Is there a module out there that can give me links to all the pages a website has??
Why I need it: I want to crawl some sites and search for tags in them, searching only on mainpage is not enough.
Thanks,
Is there a module out there that can give me links to all the pages a website has??
Why I need it: I want to crawl some sites and search for tags in them, searching only on mainpage is not enough.
Thanks,
The classic way to crawl sites in Perl is with WWW::Mechanize which has a links method that returns a list of all the links from the page. You can grab a page, get the links from it, and then use the follow_link() or get() method to get the linked page.

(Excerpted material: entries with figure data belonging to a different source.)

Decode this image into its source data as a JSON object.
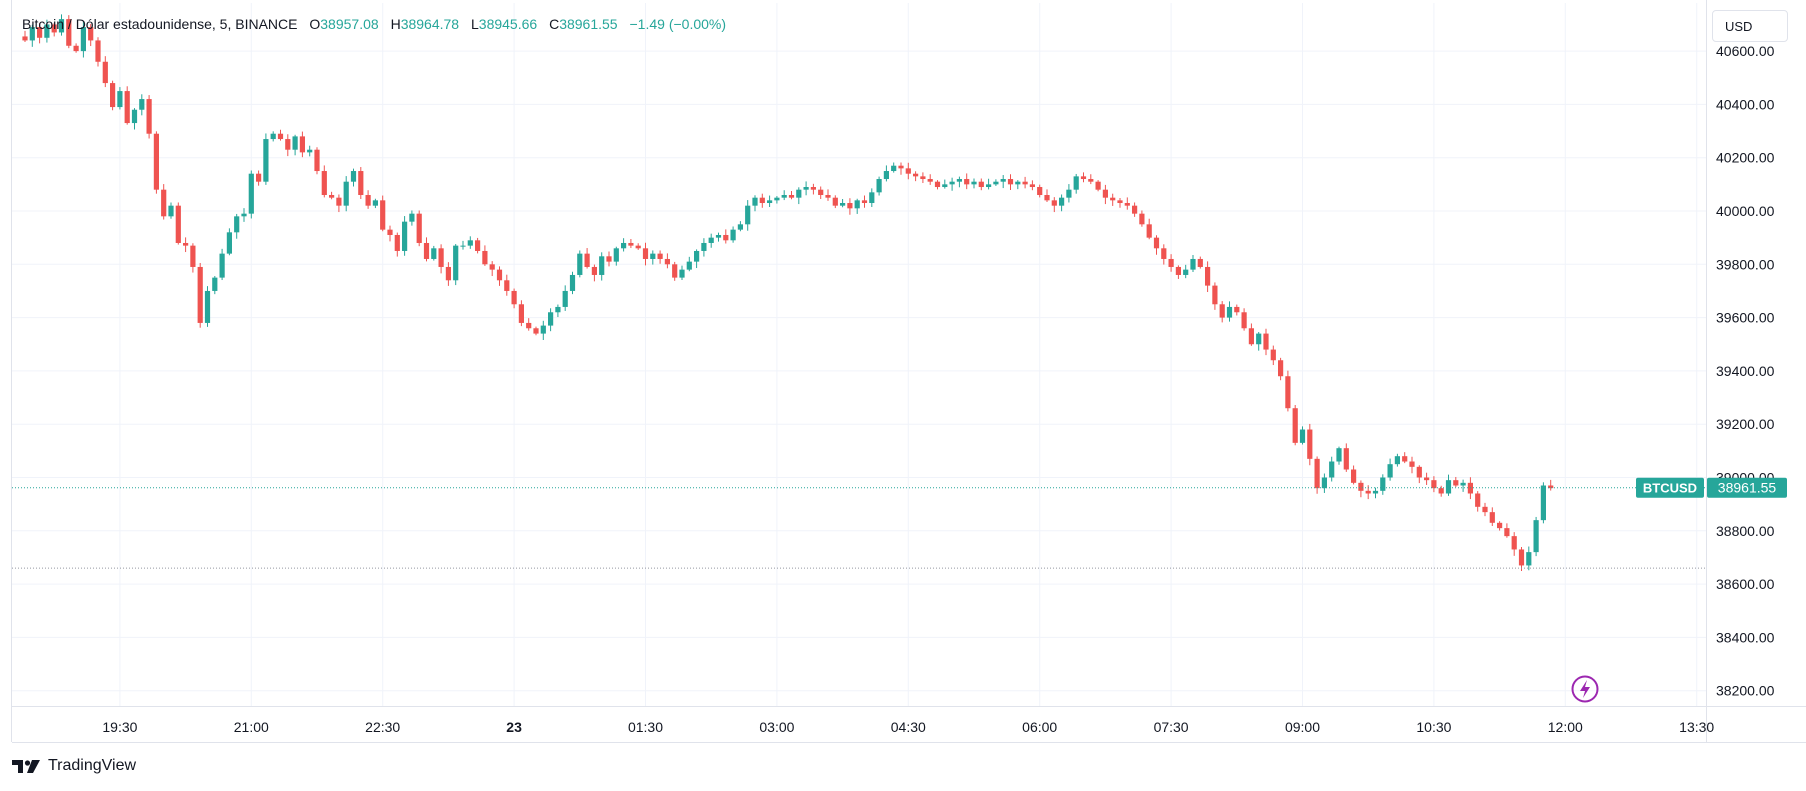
{
  "legend": {
    "symbol": "Bitcoin / Dólar estadounidense, 5, BINANCE",
    "o_label": "O",
    "o": "38957.08",
    "h_label": "H",
    "h": "38964.78",
    "l_label": "L",
    "l": "38945.66",
    "c_label": "C",
    "c": "38961.55",
    "change": "−1.49 (−0.00%)"
  },
  "currency_button": "USD",
  "footer": {
    "brand": "TradingView"
  },
  "colors": {
    "up": "#26a69a",
    "down": "#ef5350",
    "grid": "#f0f3fa",
    "axis_border": "#e0e3eb",
    "accent": "#9c27b0"
  },
  "icons": {
    "replay": "lightning-icon",
    "logo": "tradingview-logo-icon"
  },
  "chart_data": {
    "type": "candlestick",
    "symbol": "BTCUSD",
    "interval_minutes": 5,
    "last_price": 38961.55,
    "last_price_label": "38961.55",
    "symbol_label": "BTCUSD",
    "low_line": 38660,
    "y_ticks": [
      "40600.00",
      "40400.00",
      "40200.00",
      "40000.00",
      "39800.00",
      "39600.00",
      "39400.00",
      "39200.00",
      "39000.00",
      "38800.00",
      "38600.00",
      "38400.00",
      "38200.00"
    ],
    "x_ticks": [
      {
        "t": "19:30",
        "bold": false
      },
      {
        "t": "21:00",
        "bold": false
      },
      {
        "t": "22:30",
        "bold": false
      },
      {
        "t": "23",
        "bold": true
      },
      {
        "t": "01:30",
        "bold": false
      },
      {
        "t": "03:00",
        "bold": false
      },
      {
        "t": "04:30",
        "bold": false
      },
      {
        "t": "06:00",
        "bold": false
      },
      {
        "t": "07:30",
        "bold": false
      },
      {
        "t": "09:00",
        "bold": false
      },
      {
        "t": "10:30",
        "bold": false
      },
      {
        "t": "12:00",
        "bold": false
      },
      {
        "t": "13:30",
        "bold": false
      }
    ],
    "start_time": "18:25",
    "candle_closes": [
      40640,
      40690,
      40650,
      40700,
      40670,
      40720,
      40620,
      40600,
      40690,
      40640,
      40560,
      40480,
      40390,
      40450,
      40330,
      40380,
      40420,
      40290,
      40080,
      39980,
      40020,
      39880,
      39870,
      39790,
      39580,
      39700,
      39750,
      39840,
      39920,
      39980,
      39990,
      40140,
      40110,
      40270,
      40290,
      40270,
      40230,
      40280,
      40220,
      40230,
      40150,
      40060,
      40050,
      40020,
      40110,
      40150,
      40060,
      40020,
      40040,
      39930,
      39910,
      39850,
      39960,
      39990,
      39880,
      39820,
      39860,
      39790,
      39740,
      39870,
      39870,
      39890,
      39850,
      39800,
      39780,
      39740,
      39700,
      39650,
      39580,
      39560,
      39540,
      39570,
      39620,
      39640,
      39700,
      39760,
      39840,
      39790,
      39760,
      39830,
      39810,
      39860,
      39880,
      39870,
      39860,
      39820,
      39840,
      39820,
      39800,
      39750,
      39780,
      39810,
      39850,
      39880,
      39900,
      39910,
      39890,
      39930,
      39950,
      40020,
      40050,
      40030,
      40040,
      40050,
      40060,
      40050,
      40080,
      40090,
      40080,
      40060,
      40050,
      40020,
      40030,
      40010,
      40040,
      40030,
      40070,
      40120,
      40150,
      40170,
      40160,
      40140,
      40130,
      40120,
      40110,
      40090,
      40100,
      40110,
      40120,
      40100,
      40110,
      40090,
      40100,
      40110,
      40120,
      40100,
      40110,
      40100,
      40090,
      40060,
      40040,
      40020,
      40050,
      40080,
      40130,
      40120,
      40110,
      40080,
      40050,
      40040,
      40030,
      40020,
      39990,
      39950,
      39900,
      39860,
      39820,
      39790,
      39760,
      39780,
      39820,
      39790,
      39720,
      39650,
      39600,
      39640,
      39620,
      39560,
      39500,
      39540,
      39480,
      39440,
      39380,
      39260,
      39130,
      39180,
      39070,
      38960,
      39000,
      39060,
      39110,
      39030,
      38980,
      38950,
      38940,
      38950,
      39000,
      39050,
      39080,
      39060,
      39040,
      39000,
      38990,
      38960,
      38940,
      38990,
      38970,
      38980,
      38940,
      38890,
      38870,
      38830,
      38810,
      38780,
      38730,
      38670,
      38720,
      38840,
      38970,
      38960
    ]
  }
}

HTML::SimpleLinkExtor is a bit simple than HTML::LinkExtor. You might check out my half-hearted attempt at my webreaper tool that has some of the code that you'll probably need.
Another way to do this is to use HTML::TreeBuilder to parse the HTML from the page. It returns a tree of objects that you can use to grab all of the links from a page, and it can do much more, such as finding a link based on a regexp pattern you specify. Check out HTML::Element's documentation to see more.
To find all of the links in a page:
use HTML::TreeBuilder;
use LWP::Simple;
my $url = 'http://www.example.com/';
my $html = HTML::TreeBuilder->new_from_content(get($url));
my @links = $html->look_down('_tag' => 'a');
I believe LWP::Simple and HTML::TreeBuilder are both included in Ubuntu as well.